Parallel Execution
PX makes distributed computing feel like writing standard UNIX-style programs. You write code that reads from stdin or files and writes to stdout or files. PX handles the rest: spinning up cloud nodes, partitioning inputs, and running your code in parallel.
How PX Partitions Work
By default, PX assumes your input data is partitionable and automatically partitions it using a simple round-robin algorithm based on either input lines or input files.
Example: Processing 60,000 Images
Let's say you have:
- 60,000 image files to process
- 2 cloud nodes
- 4 CPUs per node
- Total: 8 available cores
PX will:
- Spin up 8 copies of your Python process (one per core)

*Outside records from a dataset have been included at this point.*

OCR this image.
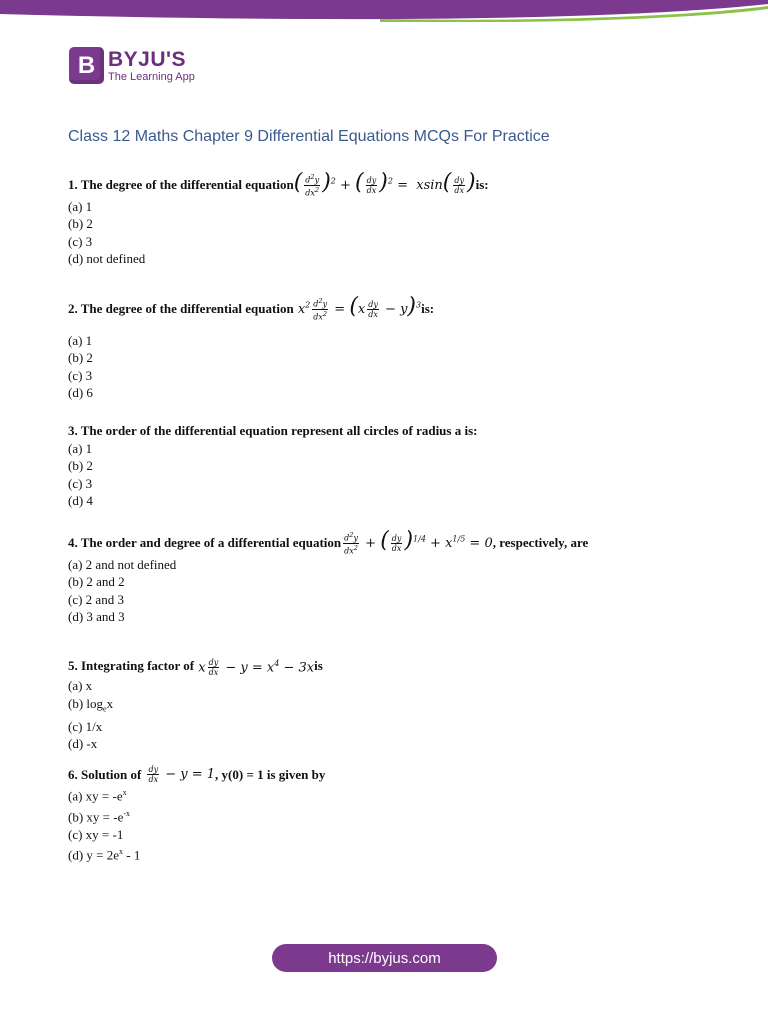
B BYJU'S
The Learning App
Class 12 Maths Chapter 9 Differential Equations MCQs For Practice
1. The degree of the differential equation ( $\frac{d^2y}{dx^2} )^2$ + ( $\frac{dy}{dx} )^2 = xsin( \frac{dy}{dx}$ ) is:
(a) 1
(b) 2
(c) 3
(d) not defined
2. The degree of the differential equation $x^2 \frac{d^2y}{dx^2} = (x \frac{dy}{dx} - y)^3$ is:
(a) 1
(b) 2
(c) 3
(d) 6
3. The order of the differential equation represent all circles of radius a is:
(a) 1
(b) 2
(c) 3
(d) 4
4. The order and degree of a differential equation $\frac{d^2y}{dx^2}$ + ( $\frac{dy}{dx} )^{1/4} + x^{1/5} = 0$ , respectively, are
(a) 2 and not defined
(b) 2 and 2
(c) 2 and 3
(d) 3 and 3
5. Integrating factor of x $\frac{dy}{dx} - y = x^4 - 3x$ is
(a) x
(b) $\log_ex$
(c) 1/x
(d) -x
6. Solution of
$\frac{dy}{dx} - y = 1$ , y(0) = 1 is given by
(a) xy = $-e^x$
(b) xy = $-e^{-x}$
(c) xy = -1
(d) $y = 2e^x - 1$
https://byjus.com
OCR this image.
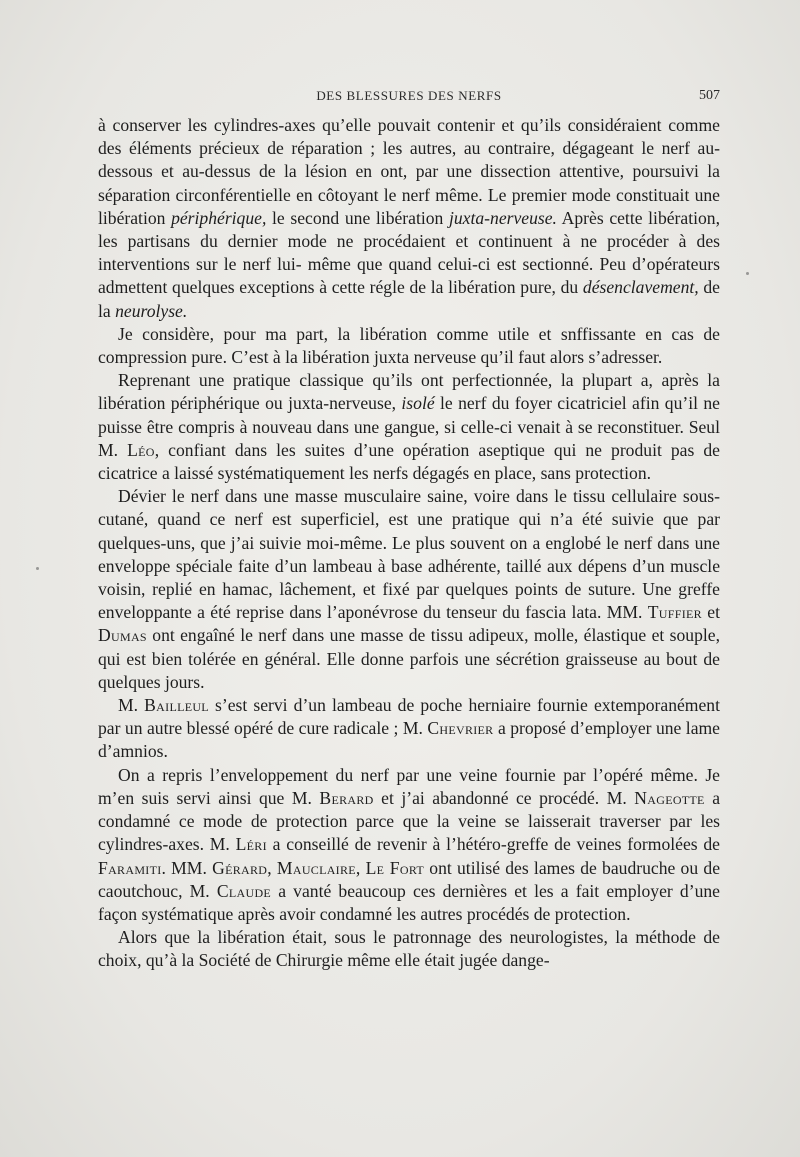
DES BLESSURES DES NERFS	507

à conserver les cylindres-axes qu’elle pouvait contenir et qu’ils considéraient comme des éléments précieux de réparation ; les autres, au contraire, dégageant le nerf au-dessous et au-dessus de la lésion en ont, par une dissection attentive, poursuivi la séparation circonférentielle en côtoyant le nerf même. Le premier mode constituait une libération périphérique, le second une libération juxta-nerveuse. Après cette libération, les partisans du dernier mode ne procédaient et continuent à ne procéder à des interventions sur le nerf lui- même que quand celui-ci est sectionné. Peu d’opérateurs admettent quelques exceptions à cette régle de la libération pure, du désenclavement, de la neurolyse.

Je considère, pour ma part, la libération comme utile et snffissante en cas de compression pure. C’est à la libération juxta nerveuse qu’il faut alors s’adresser.

Reprenant une pratique classique qu’ils ont perfectionnée, la plupart a, après la libération périphérique ou juxta-nerveuse, isolé le nerf du foyer cicatriciel afin qu’il ne puisse être compris à nouveau dans une gangue, si celle-ci venait à se reconstituer. Seul M. Léo, confiant dans les suites d’une opération aseptique qui ne produit pas de cicatrice a laissé systématiquement les nerfs dégagés en place, sans protection.

Dévier le nerf dans une masse musculaire saine, voire dans le tissu cellulaire sous-cutané, quand ce nerf est superficiel, est une pratique qui n’a été suivie que par quelques-uns, que j’ai suivie moi-même. Le plus souvent on a englobé le nerf dans une enveloppe spéciale faite d’un lambeau à base adhérente, taillé aux dépens d’un muscle voisin, replié en hamac, lâchement, et fixé par quelques points de suture. Une greffe enveloppante a été reprise dans l’aponévrose du tenseur du fascia lata. MM. Tuffier et Dumas ont engaîné le nerf dans une masse de tissu adipeux, molle, élastique et souple, qui est bien tolérée en général. Elle donne parfois une sécrétion graisseuse au bout de quelques jours.

M. Bailleul s’est servi d’un lambeau de poche herniaire fournie extemporanément par un autre blessé opéré de cure radicale ; M. Chevrier a proposé d’employer une lame d’amnios.

On a repris l’enveloppement du nerf par une veine fournie par l’opéré même. Je m’en suis servi ainsi que M. Berard et j’ai abandonné ce procédé. M. Nageotte a condamné ce mode de protection parce que la veine se laisserait traverser par les cylindres-axes. M. Léri a conseillé de revenir à l’hétéro-greffe de veines formolées de Faramiti. MM. Gérard, Mauclaire, Le Fort ont utilisé des lames de baudruche ou de caoutchouc, M. Claude a vanté beaucoup ces dernières et les a fait employer d’une façon systématique après avoir condamné les autres procédés de protection.

Alors que la libération était, sous le patronnage des neurologistes, la méthode de choix, qu’à la Société de Chirurgie même elle était jugée dange-
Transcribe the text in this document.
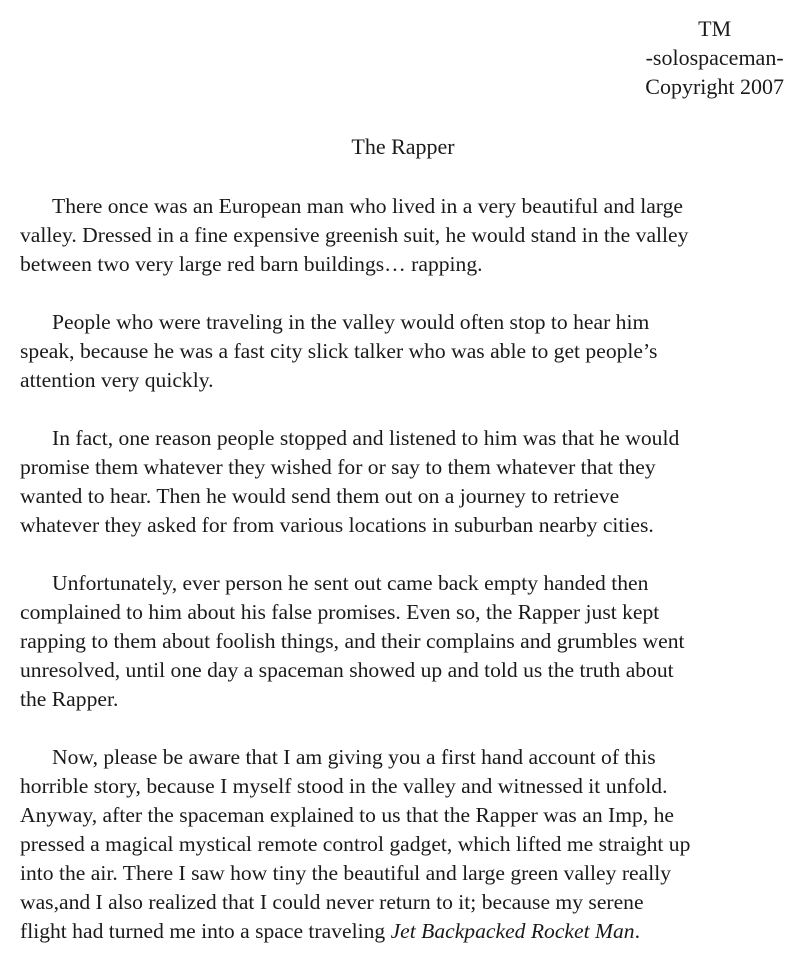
TM
-solospaceman-
Copyright 2007
The Rapper

There once was an European man who lived in a very beautiful and large
valley. Dressed in a fine expensive greenish suit, he would stand in the valley
between two very large red barn buildings… rapping.

People who were traveling in the valley would often stop to hear him
speak, because he was a fast city slick talker who was able to get people’s
attention very quickly.

In fact, one reason people stopped and listened to him was that he would
promise them whatever they wished for or say to them whatever that they
wanted to hear. Then he would send them out on a journey to retrieve
whatever they asked for from various locations in suburban nearby cities.

Unfortunately, ever person he sent out came back empty handed then
complained to him about his false promises. Even so, the Rapper just kept
rapping to them about foolish things, and their complains and grumbles went
unresolved, until one day a spaceman showed up and told us the truth about
the Rapper.

Now, please be aware that I am giving you a first hand account of this
horrible story, because I myself stood in the valley and witnessed it unfold.
Anyway, after the spaceman explained to us that the Rapper was an Imp, he
pressed a magical mystical remote control gadget, which lifted me straight up
into the air. There I saw how tiny the beautiful and large green valley really
was,and I also realized that I could never return to it; because my serene
flight had turned me into a space traveling Jet Backpacked Rocket Man.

- Distribute 4 processes per node
- Feed 7,500 files to each process
This is similar in principle to how GNU parallel works locally, but scaled across cloud infrastructure.
Process Parallelism
The default is 1:1 process parallelism per core. However, you can control job parallelism with the -p parameter:
bash
px run -p 16 'python process.py'For I/O-bound workloads, it often makes sense to double or triple the number of processes beyond the core count to take advantage of I/O interleaving.
Job Scheduling
PX uses a simple but effective job queue:
- The "head node" receives job submissions from clients
- Each job is instantly scheduled to the cluster
- If another job is running, new jobs enter a FIFO queue
- Jobs push input data partitions directly to running processes over the cluster LAN
Pleasingly Parallel Workloads
PX works best with "pleasingly parallel" (sometimes called "embarrassingly parallel") workloads:
- Processes that read stdin and produce stdout without network calls
- Processes that read files as inputs and produce different files as outputs
- Tasks that don't require coordination between parallel instances
What Makes Code Pleasingly Parallel?
A Linux process is naturally parallel and idempotent when it:
- Processes independent inputs (files, lines, records)
- Produces independent outputs
- Doesn't talk to external systems (databases, KV stores, APIs)
- Doesn't maintain shared state
Understanding Idempotency
When running distributed workloads, idempotency matters. Your code should produce the same result whether it runs once or multiple times on the same input.
Issues arise when programs:
- Talk to databases or KV stores
- Call external APIs
- Maintain shared state across instances
- Use non-deterministic operations
PX is designed for workloads where each parallel instance operates independently on its partition of the data.